According to many this is impossible: you can’t forget you have a child in the car. But is that really true? Can you forget that that child—the love of your life—is in the car? Yes, you can. You get busy. Your mind is somewhere else, and you forget.

The point of this post is not to excuse or explain why things like this happen. I only know they do happen far too often.

A couple of things happened that afternoon that I will never forget.

The first is that I have never, before or since, been in and out of Target so quickly. I will be forever grateful something spurred me on that day. The second, is that I know that if Mikey had suffered heat stroke or died I would never have forgiven myself. It would have changed our family and me forever. I wouldn’t have needed strangers on Facebook to tell me I didn’t deserve to be a parent. What I would have needed was compassion.
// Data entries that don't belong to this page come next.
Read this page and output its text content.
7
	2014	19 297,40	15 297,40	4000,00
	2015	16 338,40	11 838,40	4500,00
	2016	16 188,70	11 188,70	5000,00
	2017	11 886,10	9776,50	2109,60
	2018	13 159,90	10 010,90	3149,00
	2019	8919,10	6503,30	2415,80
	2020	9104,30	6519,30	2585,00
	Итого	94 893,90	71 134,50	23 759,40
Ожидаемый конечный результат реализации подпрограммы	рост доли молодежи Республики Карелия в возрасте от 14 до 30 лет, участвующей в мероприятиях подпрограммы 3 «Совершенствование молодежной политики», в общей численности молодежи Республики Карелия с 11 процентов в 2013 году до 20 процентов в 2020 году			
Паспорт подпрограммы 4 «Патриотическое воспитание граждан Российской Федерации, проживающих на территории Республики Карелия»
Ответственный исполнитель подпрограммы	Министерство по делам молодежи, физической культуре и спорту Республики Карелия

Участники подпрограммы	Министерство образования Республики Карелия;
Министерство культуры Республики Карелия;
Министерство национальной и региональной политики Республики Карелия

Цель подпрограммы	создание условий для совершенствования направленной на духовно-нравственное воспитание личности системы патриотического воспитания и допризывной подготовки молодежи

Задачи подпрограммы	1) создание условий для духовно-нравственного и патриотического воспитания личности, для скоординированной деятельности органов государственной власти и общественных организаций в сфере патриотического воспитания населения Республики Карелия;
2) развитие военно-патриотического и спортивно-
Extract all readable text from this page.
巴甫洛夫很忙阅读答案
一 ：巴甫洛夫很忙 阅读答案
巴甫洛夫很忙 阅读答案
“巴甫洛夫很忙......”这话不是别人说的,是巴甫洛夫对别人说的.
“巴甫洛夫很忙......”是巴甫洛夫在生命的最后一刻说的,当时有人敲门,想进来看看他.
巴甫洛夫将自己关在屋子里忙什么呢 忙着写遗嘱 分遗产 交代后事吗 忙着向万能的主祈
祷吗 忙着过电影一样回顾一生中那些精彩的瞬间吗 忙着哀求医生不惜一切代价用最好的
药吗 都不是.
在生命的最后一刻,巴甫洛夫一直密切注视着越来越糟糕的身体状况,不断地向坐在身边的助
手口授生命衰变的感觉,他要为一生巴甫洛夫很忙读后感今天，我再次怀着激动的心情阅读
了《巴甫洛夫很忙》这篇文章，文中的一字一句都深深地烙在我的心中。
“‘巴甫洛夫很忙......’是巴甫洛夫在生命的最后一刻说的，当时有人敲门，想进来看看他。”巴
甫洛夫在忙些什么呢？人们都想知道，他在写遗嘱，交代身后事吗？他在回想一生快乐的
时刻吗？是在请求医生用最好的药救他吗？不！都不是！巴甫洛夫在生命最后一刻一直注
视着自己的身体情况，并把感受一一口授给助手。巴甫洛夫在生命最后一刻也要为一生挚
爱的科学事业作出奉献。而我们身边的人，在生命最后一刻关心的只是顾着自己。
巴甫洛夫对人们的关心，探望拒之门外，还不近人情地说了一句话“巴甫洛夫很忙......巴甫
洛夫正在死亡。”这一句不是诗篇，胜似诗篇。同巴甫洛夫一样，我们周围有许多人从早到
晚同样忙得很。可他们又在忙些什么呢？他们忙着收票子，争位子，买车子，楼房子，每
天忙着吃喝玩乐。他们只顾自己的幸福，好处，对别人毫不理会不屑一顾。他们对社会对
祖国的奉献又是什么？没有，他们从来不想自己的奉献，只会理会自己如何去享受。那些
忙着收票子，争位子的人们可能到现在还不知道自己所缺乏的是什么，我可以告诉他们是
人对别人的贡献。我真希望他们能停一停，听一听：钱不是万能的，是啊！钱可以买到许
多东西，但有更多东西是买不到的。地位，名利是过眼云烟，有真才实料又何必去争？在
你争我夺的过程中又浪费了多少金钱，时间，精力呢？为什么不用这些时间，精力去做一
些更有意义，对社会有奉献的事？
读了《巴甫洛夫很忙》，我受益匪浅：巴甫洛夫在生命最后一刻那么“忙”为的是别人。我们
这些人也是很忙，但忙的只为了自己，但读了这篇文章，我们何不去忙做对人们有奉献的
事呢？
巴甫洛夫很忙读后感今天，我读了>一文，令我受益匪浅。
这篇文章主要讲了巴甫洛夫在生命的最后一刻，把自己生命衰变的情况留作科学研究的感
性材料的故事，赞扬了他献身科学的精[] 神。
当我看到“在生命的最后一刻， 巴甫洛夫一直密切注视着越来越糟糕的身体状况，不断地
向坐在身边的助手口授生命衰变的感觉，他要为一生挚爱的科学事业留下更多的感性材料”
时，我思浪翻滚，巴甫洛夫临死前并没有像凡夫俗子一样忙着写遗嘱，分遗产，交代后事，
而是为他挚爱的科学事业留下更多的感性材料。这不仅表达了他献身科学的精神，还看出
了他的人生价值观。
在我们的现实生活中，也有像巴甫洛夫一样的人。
I am not writing this to excuse parents who abuse or deliberately mistreat their children. But I am asking each of us to do two things—the first, to be more careful. No one wants to feel the horror and shock that I felt when I realized I had left my little boy locked in a hot car. No one wants to put their child’s life in jeopardy. Put a note on your steering wheel, set the alarm on your phone, or just get in the habit of turning around and looking before you get out of your car. One commenter passed on a suggestion she had heard to leave your purse in the backseat. If I had done any of those things  I would not have forgotten my child.

But I wasn’t in that habit because I never thought I would forget I had a baby in the car with me.

The other plea I’d like to make today, is to be kind.

It was many, many years before I shared my experience with anyone. I was afraid of what their reaction would be. But I decided that I didn’t want to stay silent any longer.

Maybe you’ve never left your child in a hot car. I pray you never have and never will.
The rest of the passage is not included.